Whooping Cough hits Valier


Since January of 2012, the US has documented over 38,000 cases of whooping cough. 

“In Montana alone over 500 cases have been lab confirmed. As of last week, Valier is no longer the exception,” says Cynthia Grubb, RN, CLC of the county health department.

“Two confirmed cases of Whooping Cough have been diagnosed in students in the Valier School System. Named for its characteristic spasmodic whooping sound; pertussis is particularly dangerous in infants who often catch the disease from direct care providers,” she said. 

According to Montana administrative rules; a contact investigation follows the diagnosis of a pertussis case. The Pondera County Health Department (PCDH) in full cooperation with Montana DPHHS Communicable Disease division and Valier Public Schools is in the process of identifying close contacts to the  cases and recommending follow up care.

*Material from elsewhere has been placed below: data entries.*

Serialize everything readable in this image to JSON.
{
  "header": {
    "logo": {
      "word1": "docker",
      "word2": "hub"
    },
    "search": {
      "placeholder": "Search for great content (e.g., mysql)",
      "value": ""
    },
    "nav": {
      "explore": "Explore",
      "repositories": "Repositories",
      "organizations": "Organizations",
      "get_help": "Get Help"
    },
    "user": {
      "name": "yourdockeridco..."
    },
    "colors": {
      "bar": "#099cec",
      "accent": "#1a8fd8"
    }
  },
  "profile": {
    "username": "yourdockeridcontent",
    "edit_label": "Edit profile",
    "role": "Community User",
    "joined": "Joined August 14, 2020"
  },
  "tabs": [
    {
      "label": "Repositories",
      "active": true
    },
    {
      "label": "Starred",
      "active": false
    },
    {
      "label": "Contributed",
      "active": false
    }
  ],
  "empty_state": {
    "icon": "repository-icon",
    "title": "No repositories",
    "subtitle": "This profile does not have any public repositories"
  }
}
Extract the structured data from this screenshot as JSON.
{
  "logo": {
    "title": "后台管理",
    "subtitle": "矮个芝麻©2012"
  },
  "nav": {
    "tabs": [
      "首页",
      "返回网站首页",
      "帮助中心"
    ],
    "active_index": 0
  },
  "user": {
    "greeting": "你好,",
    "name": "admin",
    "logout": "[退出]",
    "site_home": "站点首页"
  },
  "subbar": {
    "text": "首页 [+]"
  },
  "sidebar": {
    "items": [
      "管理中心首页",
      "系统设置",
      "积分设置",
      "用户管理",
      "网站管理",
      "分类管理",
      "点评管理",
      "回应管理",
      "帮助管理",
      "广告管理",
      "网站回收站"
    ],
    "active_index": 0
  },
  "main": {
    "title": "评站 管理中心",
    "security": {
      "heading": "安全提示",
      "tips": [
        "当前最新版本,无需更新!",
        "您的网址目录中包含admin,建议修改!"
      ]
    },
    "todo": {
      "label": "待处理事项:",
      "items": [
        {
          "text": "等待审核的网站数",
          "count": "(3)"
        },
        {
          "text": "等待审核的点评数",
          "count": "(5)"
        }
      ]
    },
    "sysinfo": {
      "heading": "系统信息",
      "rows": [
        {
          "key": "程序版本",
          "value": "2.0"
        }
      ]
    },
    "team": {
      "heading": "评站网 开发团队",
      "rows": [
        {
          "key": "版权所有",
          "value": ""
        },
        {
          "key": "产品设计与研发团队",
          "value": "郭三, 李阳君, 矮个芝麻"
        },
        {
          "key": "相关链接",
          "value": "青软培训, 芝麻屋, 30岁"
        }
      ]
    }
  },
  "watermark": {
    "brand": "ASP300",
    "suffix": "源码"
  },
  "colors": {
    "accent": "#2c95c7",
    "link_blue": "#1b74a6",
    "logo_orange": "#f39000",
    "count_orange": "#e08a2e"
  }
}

Once identified, contacts that are deemed close by state guideline are determined to be symptomatic or asymptomatic meaning in simple terms; do they or do they not have symptoms of pertussis? 

Those without symptoms who are close contacts are requested to take a round of antibiotics but may continue to go to school. Those with symptoms are required to be tested, given antibiotics, and must remain home until the test comes back negative or antibiotic treatment is completed for five days.

The symptoms of pertussis include the hallmark spasmodic cough that can last for weeks. The DPHHS reminds the public that these cases; which have occurred in the vaccinated population mostly within children 5-18 years of age, do not always present with the stereotypical “whoop” sound. 

A typical case of pertussis includes a cough and runny nose for one to two weeks, followed by weeks or months of rapid coughing that, at times, ends with a whooping sound. 

Vaccination is still the best defense for this disease which statewide has caused four hospitalizations in infants under the age of one. 

Sometimes vaccinated people are exposed and get whooping cough anyway. However, it’s important to remember that vaccinated people who get whooping cough usually have milder symptoms, a shorter illness, and are less likely to spread the disease to other people.

If you have not been affected by this illness yet, you can still assist the process by following these guidelines: keep your student home if they are ill. Follow the guidelines exactly if your student receives a close contact letter. 

 Todd Gianarelli MD; Health Officer for the (PCHD) also reminds adults of the importance of being vaccinated. “This can be a life threatening illness for infants, who get it from the adults that care for them.”

He went on to add,  “All adults should receive one dose of Tdap (tetanus vaccine with pertussis added) regardless of when there last tetanus shot occurred. This is especially important for anyone who is a caregiver of infants.” 

Tdap vaccine is available at all local vaccine providers and is currently free of charge to adults who have no insurance or whose insurance does not cover vaccinations.